In his fifth time on the ballot, former players' association head Marvin Miller fell one vote short of the 75 percent needed for election. Dave Concepcion, a nine-time All-Star shortstop, was third with eight votes from the 16-man committee that considered candidates from the expansion era, 1973 on.
George Steinbrenner, the New York Yankees owner from 1973 until his death in July, was among the candidates who received fewer than eight votes.
Gillick was GM of Toronto, Baltimore, Seattle and Philadelphia, winning World Series titles with the Blue Jays in 1992 and 1993, and with the Phillies in 2008. He received 13 votes and will be inducted into Cooperstown during ceremonies on July 24 along with any players chosen next month by the Baseball Writers' Association of America.
Roberto Alomar, who helped Gillick's Blue Jays win two World Series, also could be inducted. Alomar fell eight votes shy last January in his first season of eligibility.
Speaking at a news conference at the winter meetings, Gillick thanked all the people he's worked with over the years.

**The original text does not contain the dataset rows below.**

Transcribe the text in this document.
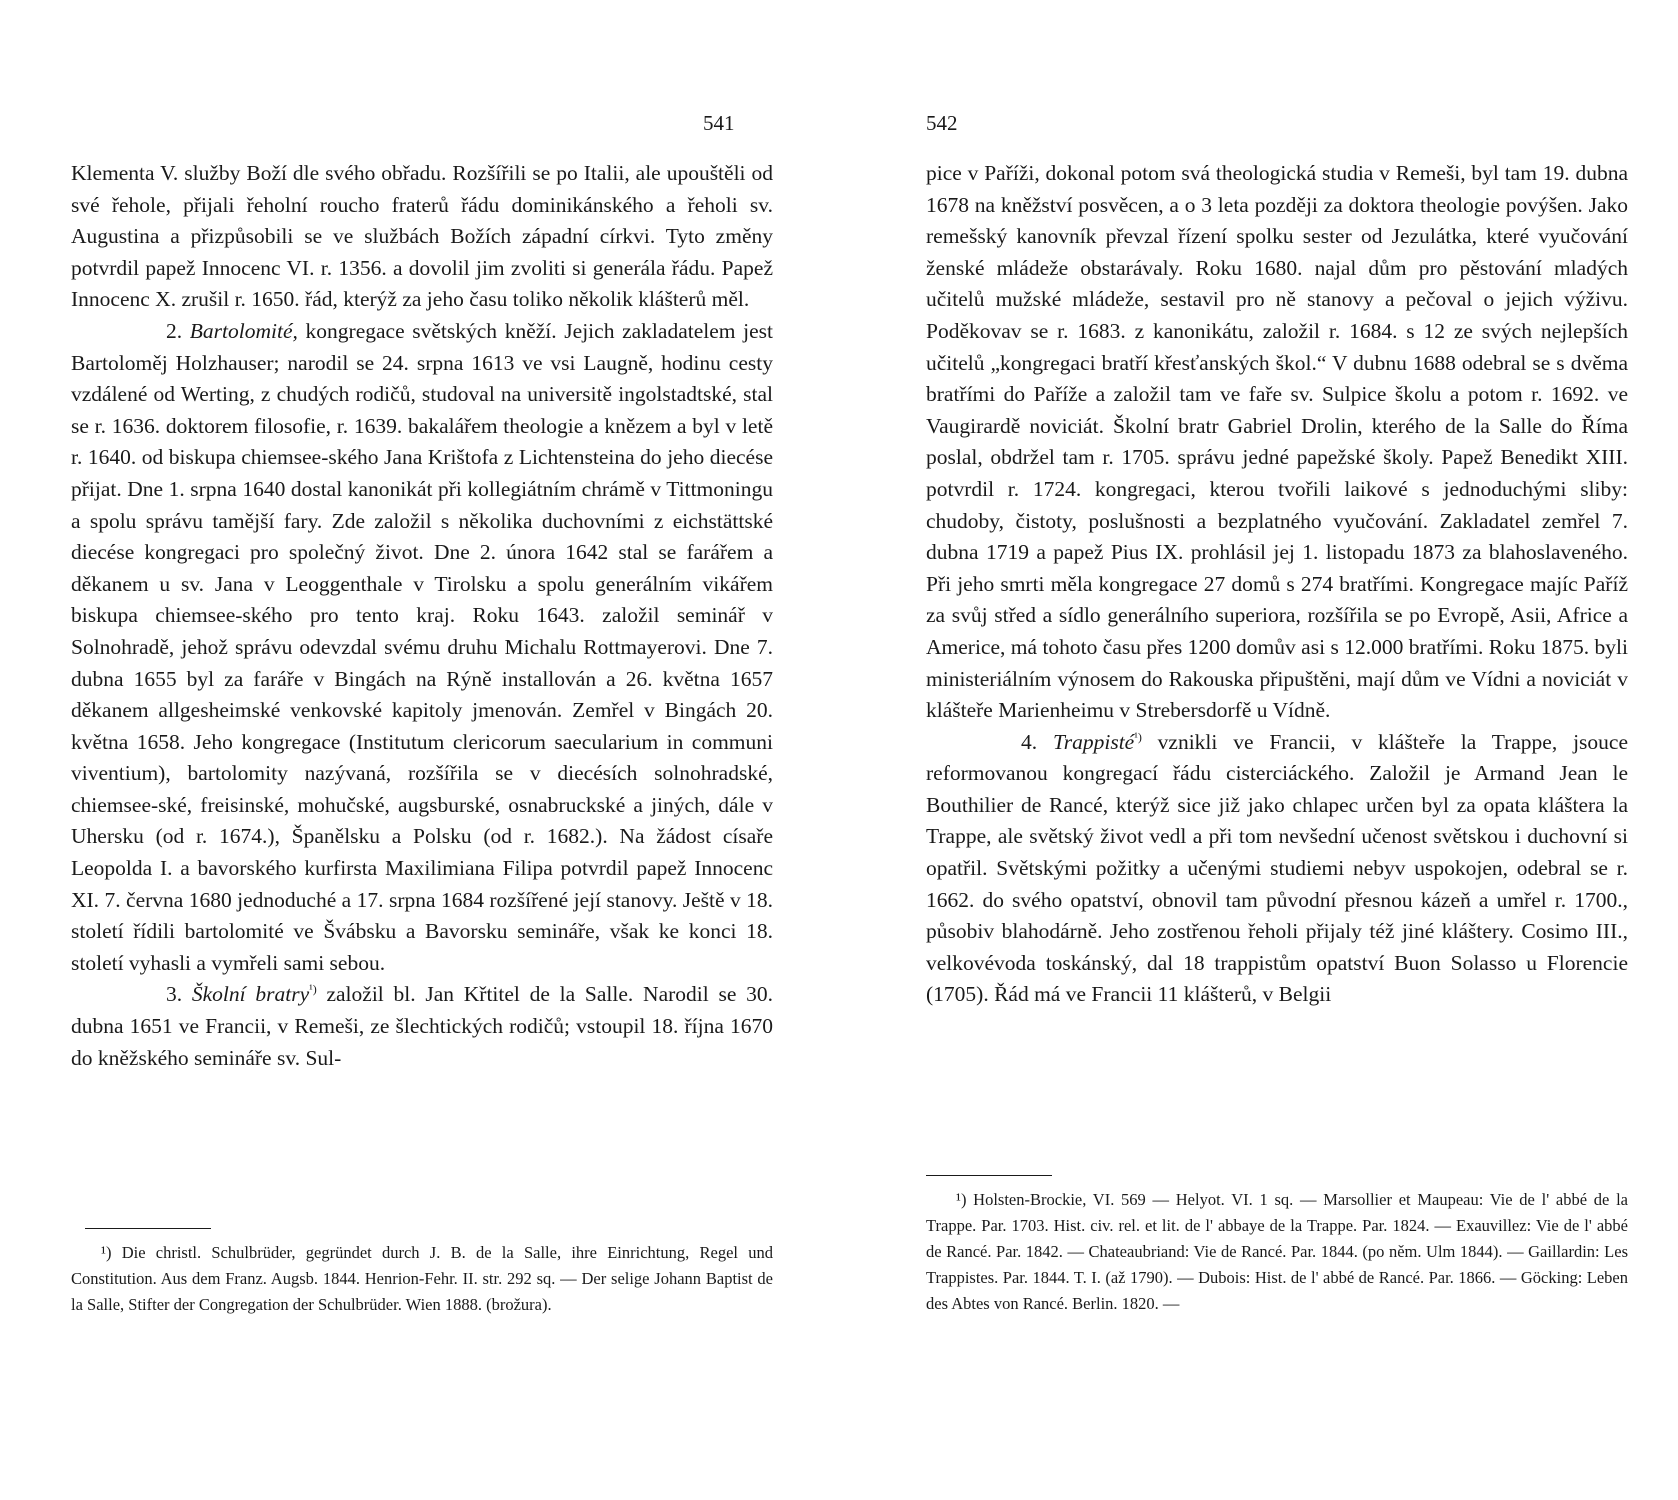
541

Klementa V. služby Boží dle svého obřadu. Rozšířili se po Italii, ale upouštěli od své řehole, přijali řeholní roucho fraterů řádu dominikánského a řeholi sv. Augustina a přizpůsobili se ve službách Božích západní církvi. Tyto změny potvrdil papež Innocenc VI. r. 1356. a dovolil jim zvoliti si generála řádu. Papež Innocenc X. zrušil r. 1650. řád, kterýž za jeho času toliko několik klášterů měl.

2. Bartolomité, kongregace světských kněží. Jejich zakladatelem jest Bartoloměj Holzhauser; narodil se 24. srpna 1613 ve vsi Laugně, hodinu cesty vzdálené od Werting, z chudých rodičů, studoval na universitě ingolstadtské, stal se r. 1636. doktorem filosofie, r. 1639. bakalářem theologie a knězem a byl v letě r. 1640. od biskupa chiemsee-ského Jana Krištofa z Lichtensteina do jeho diecése přijat. Dne 1. srpna 1640 dostal kanonikát při kollegiátním chrámě v Tittmoningu a spolu správu tamější fary. Zde založil s několika duchovními z eichstättské diecése kongregaci pro společný život. Dne 2. února 1642 stal se farářem a děkanem u sv. Jana v Leoggenthale v Tirolsku a spolu generálním vikářem biskupa chiemsee-ského pro tento kraj. Roku 1643. založil seminář v Solnohradě, jehož správu odevzdal svému druhu Michalu Rottmayerovi. Dne 7. dubna 1655 byl za faráře v Bingách na Rýně installován a 26. května 1657 děkanem allgesheimské venkovské kapitoly jmenován. Zemřel v Bingách 20. května 1658. Jeho kongregace (Institutum clericorum saecularium in communi viventium), bartolomity nazývaná, rozšířila se v diecésích solnohradské, chiemsee-ské, freisinské, mohučské, augsburské, osnabruckské a jiných, dále v Uhersku (od r. 1674.), Španělsku a Polsku (od r. 1682.). Na žádost císaře Leopolda I. a bavorského kurfirsta Maxilimiana Filipa potvrdil papež Innocenc XI. 7. června 1680 jednoduché a 17. srpna 1684 rozšířené její stanovy. Ještě v 18. století řídili bartolomité ve Švábsku a Bavorsku semináře, však ke konci 18. století vyhasli a vymřeli sami sebou.

3. Školní bratry$^{^1)}$ založil bl. Jan Křtitel de la Salle. Narodil se 30. dubna 1651 ve Francii, v Remeši, ze šlechtických rodičů; vstoupil 18. října 1670 do kněžského semináře sv. Sul-

¹) Die christl. Schulbrüder, gegründet durch J. B. de la Salle, ihre Einrichtung, Regel und Constitution. Aus dem Franz. Augsb. 1844. Henrion-Fehr. II. str. 292 sq. — Der selige Johann Baptist de la Salle, Stifter der Congregation der Schulbrüder. Wien 1888. (brožura).

542

pice v Paříži, dokonal potom svá theologická studia v Remeši, byl tam 19. dubna 1678 na kněžství posvěcen, a o 3 leta později za doktora theologie povýšen. Jako remešský kanovník převzal řízení spolku sester od Jezulátka, které vyučování ženské mládeže obstarávaly. Roku 1680. najal dům pro pěstování mladých učitelů mužské mládeže, sestavil pro ně stanovy a pečoval o jejich výživu. Poděkovav se r. 1683. z kanonikátu, založil r. 1684. s 12 ze svých nejlepších učitelů „kongregaci bratří křesťanských škol.“ V dubnu 1688 odebral se s dvěma bratřími do Paříže a založil tam ve faře sv. Sulpice školu a potom r. 1692. ve Vaugirardě noviciát. Školní bratr Gabriel Drolin, kterého de la Salle do Říma poslal, obdržel tam r. 1705. správu jedné papežské školy. Papež Benedikt XIII. potvrdil r. 1724. kongregaci, kterou tvořili laikové s jednoduchými sliby: chudoby, čistoty, poslušnosti a bezplatného vyučování. Zakladatel zemřel 7. dubna 1719 a papež Pius IX. prohlásil jej 1. listopadu 1873 za blahoslaveného. Při jeho smrti měla kongregace 27 domů s 274 bratřími. Kongregace majíc Paříž za svůj střed a sídlo generálního superiora, rozšířila se po Evropě, Asii, Africe a Americe, má tohoto času přes 1200 domův asi s 12.000 bratřími. Roku 1875. byli ministeriálním výnosem do Rakouska připuštěni, mají dům ve Vídni a noviciát v klášteře Marienheimu v Strebersdorfě u Vídně.

4. Trappisté$^{^1)}$ vznikli ve Francii, v klášteře la Trappe, jsouce reformovanou kongregací řádu cisterciáckého. Založil je Armand Jean le Bouthilier de Rancé, kterýž sice již jako chlapec určen byl za opata kláštera la Trappe, ale světský život vedl a při tom nevšední učenost světskou i duchovní si opatřil. Světskými požitky a učenými studiemi nebyv uspokojen, odebral se r. 1662. do svého opatství, obnovil tam původní přesnou kázeň a umřel r. 1700., působiv blahodárně. Jeho zostřenou řeholi přijaly též jiné kláštery. Cosimo III., velkovévoda toskánský, dal 18 trappistům opatství Buon Solasso u Florencie (1705). Řád má ve Francii 11 klášterů, v Belgii

¹) Holsten-Brockie, VI. 569 — Helyot. VI. 1 sq. — Marsollier et Maupeau: Vie de l' abbé de la Trappe. Par. 1703. Hist. civ. rel. et lit. de l' abbaye de la Trappe. Par. 1824. — Exauvillez: Vie de l' abbé de Rancé. Par. 1842. — Chateaubriand: Vie de Rancé. Par. 1844. (po něm. Ulm 1844). — Gaillardin: Les Trappistes. Par. 1844. T. I. (až 1790). — Dubois: Hist. de l' abbé de Rancé. Par. 1866. — Göcking: Leben des Abtes von Rancé. Berlin. 1820. —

"It all goes back to the players they have on the field," he said. "I could stand in the middle of the field and 4 million people aren't going to show up."
Gillick is the 32nd executive elected but only the fourth who was primarily a team architect, according to the Hall, joining Ed Barrow, Branch Rickey and George Weiss.
Now 73, Gillick is the son of minor league pitcher Larry Gillick. Pat Gillick pitched in the Baltimore Orioles' organization from 1959-63. Hall of Fame manager Whitey Herzog, a member of this year's Veterans Committee, remembered Gillick as "a wild lefty."
Gillick started with the Houston Colt .45s-Astros from 1963-73, then was the Yankees scouting director from 1974-76. He served as GM of Toronto (1977-94), Baltimore (1996-98), Seattle (2000-03) and Philadelphia (2006-08). He currently is a Phillies senior adviser.
Tal Smith, now the Astros' president of baseball operations, and Paul Richards, Houston's first GM, shaped many of Gillick's philosophies.
"Tal Smith is the biggest influence on me," Gillick said. "Paul Richards only gave me one piece of advice. He told me that looking at players, usually your first impression is your correct impression."
Gillick rejected the statistical Sabermetric approach used by some current GMs.
"I think you have to watch the game," he said. "The statistics tell you one thing and they don't want anything happening emotionally on the field or anything on the field to really tinker with those statistics sometimes. So I think you have to use both. ... I think you have to see the player and you have to see him on the field -- how he plays the game. Is he intense? Does he have passion? Get his body language. See how he interacts with the other players on the team."
The 93-year-old Miller, who led the Major League Baseball Players Association from 1966-81, had asked not to be included on the ballot. An antagonist of baseball owners who helped players gain free agency and multimillion salaries, he received 44 percent in 2003 and 63 percent in 2007 when all Hall of Famers could vote on the veterans panel.
After the Hall downsized the committee, he got 3 of 12 votes in 2007 -- when seven on the panel were from management -- and 7 of 12 last year.
Under changes adopted by the Hall last summer, managers, umpires, executives and long-retired players from the expansion era were considered this year. The golden era (1947-72) will be voted on in 2011 and the pre-integration era (1871-1946) will be judged in 2012.